Las maravillas pueden enraizar en cualquier terreno. Un terreno fértil, apto para la cría de abejas que aporten miel, ovejas y algunos tomates (el rico pomodoro), sirve de sustento para recrear la peculiar fábula que surgía de la mente de la directora italiana Alice Rohrwaher, que con El país de las maravillas (Le Meraviglie) nos une a la imperfecta y definitivamente encantadora familia protagonista.
En el festival de Cannes y Sevilla también percibieron ese encanto real, en ocasiones onírico, que desprende esta película sencilla que nos habla de los cambios. Todo cambia, hasta nuestras percepciones sobre el fin, estemos preparados o no.
Es fácil conectar con los ojos pardos de Gelsomina, la primogénita de esta familia. Son sus ojos los que nos llevan a descubrir su dia a día y cómo pequeños gestos cotidianos conducen al cambio que citaba. Es la mayor de cuatro hermanas, legado de ese hombre de genio norteño que ve en ella un preciado tesoro en el que basar el futuro. Ella es el punto fuerte que congenia con esta Italia que se nos muestra, aferrada a la tierra y a vivir de lo que ella surge, en una familia de las que ya apenas quedan, creyente tanto en la libertad en su proceder como en el trabajo duro, de manos propias, para sobrevivir.
Con sutileza se desvelan las posiciones de cada uno, ya que Gelso, además de una trabajadora incansable, es también niña, una que va camino de ser mujer, se encuentra en esa fina línea que bordea a cada momento, entre el deseo y la necesidad, la osadía y el sentido común.
Papá sólo tiene ojos para la niña, la que siempre le miró con admiración y nunca debiera crecer, es el que marca la estanqueidad, quien no tolera la mutación del mundo, que parece que sólo va a peor. Pero la evolución es algo incontrolable y crecer, tan necesario como el respirar. Así encontramos ambas formas de sentir lo que les rodea, esos padres que han huido de la civilización para volver a vivir de lo terrenal para sentirse de nuevo vivos y dejar a sus hijas crecer en sintonía con la naturaleza, y la necesidad de soñar y avanzar de las mismas, cada una a un ritmo, asociado a su edad.

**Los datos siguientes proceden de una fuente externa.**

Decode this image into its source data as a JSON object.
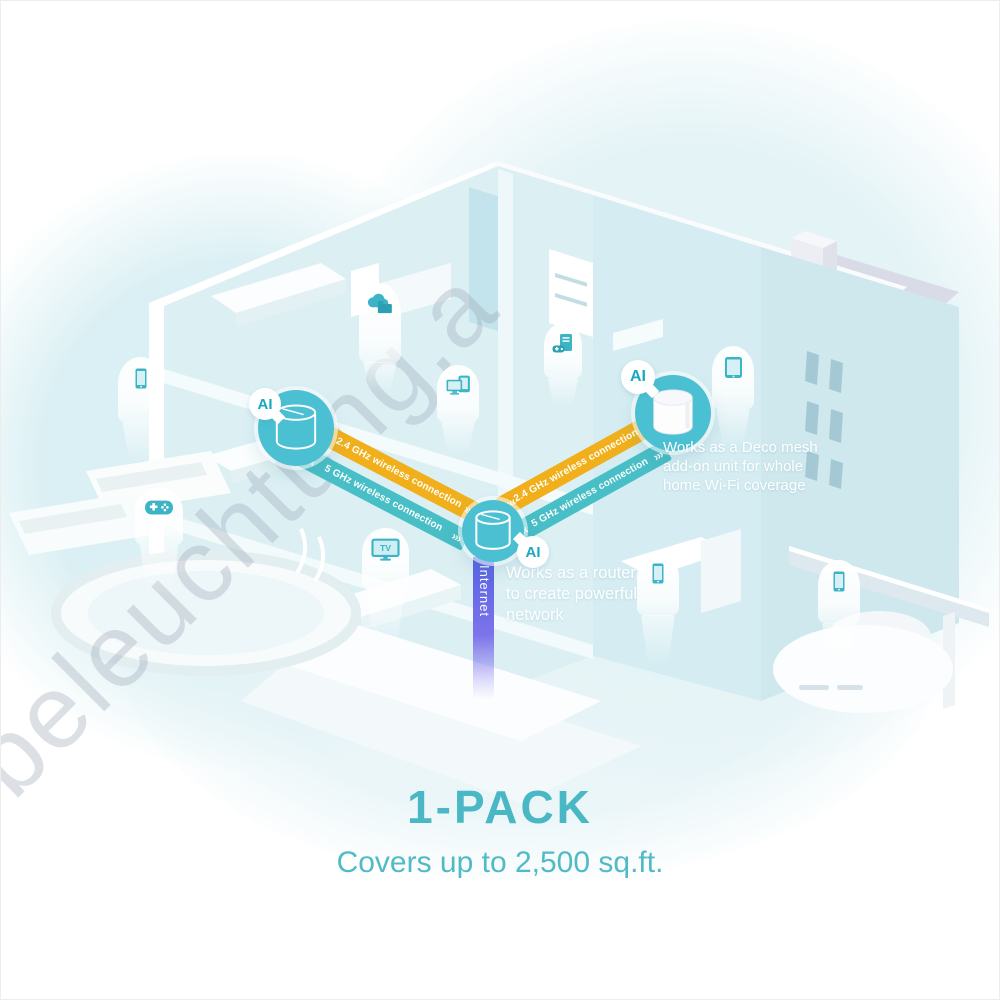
{
  "hero": {
    "pack_title": "1-PACK",
    "coverage_subtitle": "Covers up to 2,500 sq.ft."
  },
  "watermark": "beleuchtung.a",
  "network": {
    "ai_label": "AI",
    "internet_label": "Internet",
    "band_24ghz_label": "2.4 GHz wireless connection",
    "band_5ghz_label": "5 GHz wireless connection",
    "chevrons_back": "‹‹‹",
    "chevrons_forward": "›››",
    "router_note": [
      "Works as a router",
      "to create powerful",
      "network"
    ],
    "addon_note": [
      "Works as a Deco mesh",
      "add-on unit for whole",
      "home Wi-Fi coverage"
    ]
  },
  "devices": {
    "tv_label": "TV",
    "badges": [
      "smartphone",
      "game-controller",
      "cloud-storage",
      "multi-device",
      "gaming-pc",
      "smart-tv",
      "tablet",
      "smartphone",
      "smartphone"
    ]
  },
  "colors": {
    "accent_teal": "#49b7c4",
    "band_orange": "#f1b01b",
    "band_teal": "#48bec6",
    "node_teal": "#4bc0d2",
    "internet_blue": "#5663e3"
  }
}
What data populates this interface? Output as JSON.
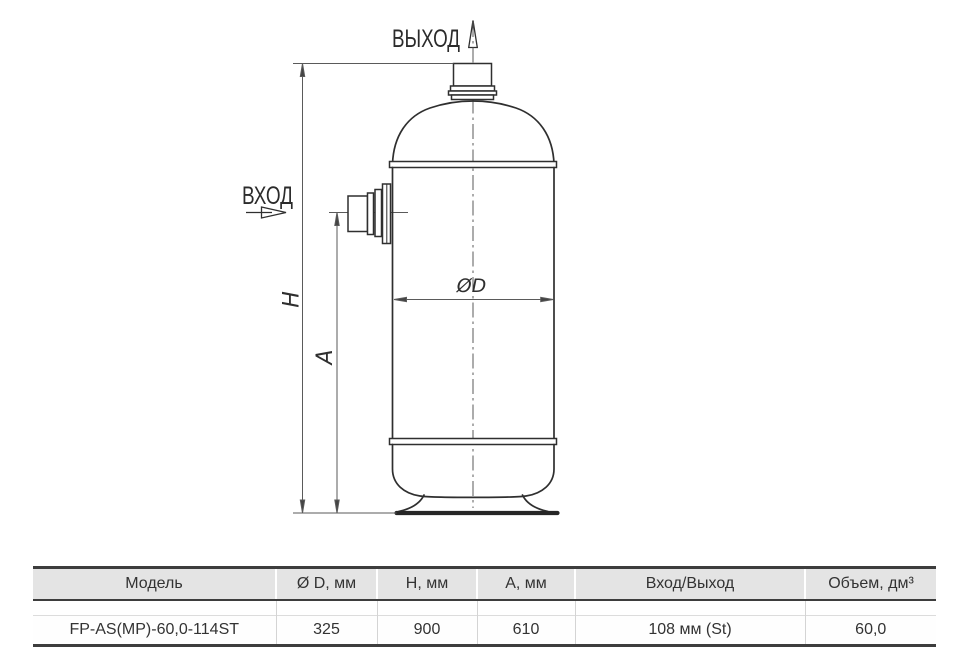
{
  "drawing": {
    "outlet_label": "ВЫХОД",
    "inlet_label": "ВХОД",
    "dim_height_label": "H",
    "dim_a_label": "A",
    "dim_diameter_label": "ØD"
  },
  "table": {
    "headers": [
      "Модель",
      "Ø D, мм",
      "H, мм",
      "A, мм",
      "Вход/Выход",
      "Объем, дм³"
    ],
    "rows": [
      [
        "FP-AS(MP)-60,0-114ST",
        "325",
        "900",
        "610",
        "108 мм (St)",
        "60,0"
      ]
    ]
  },
  "colors": {
    "vessel_line": "#2f2f2f",
    "dimension_line": "#5a5a5a",
    "table_border": "#3d3d3d",
    "table_header_bg": "#e4e4e4",
    "text": "#333333"
  }
}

Porque estos apicultores no están lejos de todo, y su ausencia de normalidad se reafirma con esos elementos externos que aparecen para dar un vuelco a sus vidas. Son algo real, duro, como acoger a un joven delincuente para que les ayude en el trabajo como un modo de rehabilitación y algo etéreo, ficcionado, como un programa de televisión presentado por una mujer que se asemeja más a un hada de los bosques dispuesta a hacer realidad todos tus deseos (interpretada por Monica Bellucci, su interacción con la joven protagonista nos induce a pensar tanto en una madre como en una diosa).
Confrontar todas estas novedades lleva a Gelsomina a vivir esa dualidad, y poco a poco la directora transforma nuestra visión, de un modo apenas perceptible, para disfrutar de ella. Se trata de una película sencilla, heterogénea, llena de vida. No hay sentimentalismo exacerbado al ver cómo evoluciona tanto su principal protagonista como todo aquello que le rodea. Pese al conservadurismo que irradia esa libertad que abandera el padre, no hay frenos a lo que todas las mujeres que le rodean decidan, hay una frágil visión de todo lo que se aferra al pasado, se aleja del individualismo en un hogar sin necesidad de intimidad, fluye con determinación ante las virtudes de un mundo que se va quebrando bajo sus pies.
Rohrwacher se mueve entre sus recuerdos, su tierra, su cine. Nos habla del abandono de la niñez, de la belleza de todo aquello que nos rodea, de un adiós anunciado que nos lleva a algo distinto, por descubrir… todo esto se apoya en su reparto, en la naturalidad de personas tan poco adulteradas, en brillantes detalles que no necesitan artificios, incluso aquellas simulaciones televisivas se presentan tal como son, con todos sus pliegues y cables, con todo el glamour difuminado. No hay música que arrebate nuestra atención, tan apenas un magnífico momento de complicidad entre hermanas coreando la canción T’Appartengo de Ambra Angiolini, algo que tal vez nos sirva de pista para situar el tiempo en que todo transcurre, aunque carezca de importancia, cuando las paredes de esa gran casa son un muro convertido en tiempo, ese que pasa y lo modifica. La huella que todos dejamos (y un camello), la huella de Gelsomina (un gran descubrimiento Maria Alexandra Lungu) y todos los que viven a su alrededor. Y ya no estoy.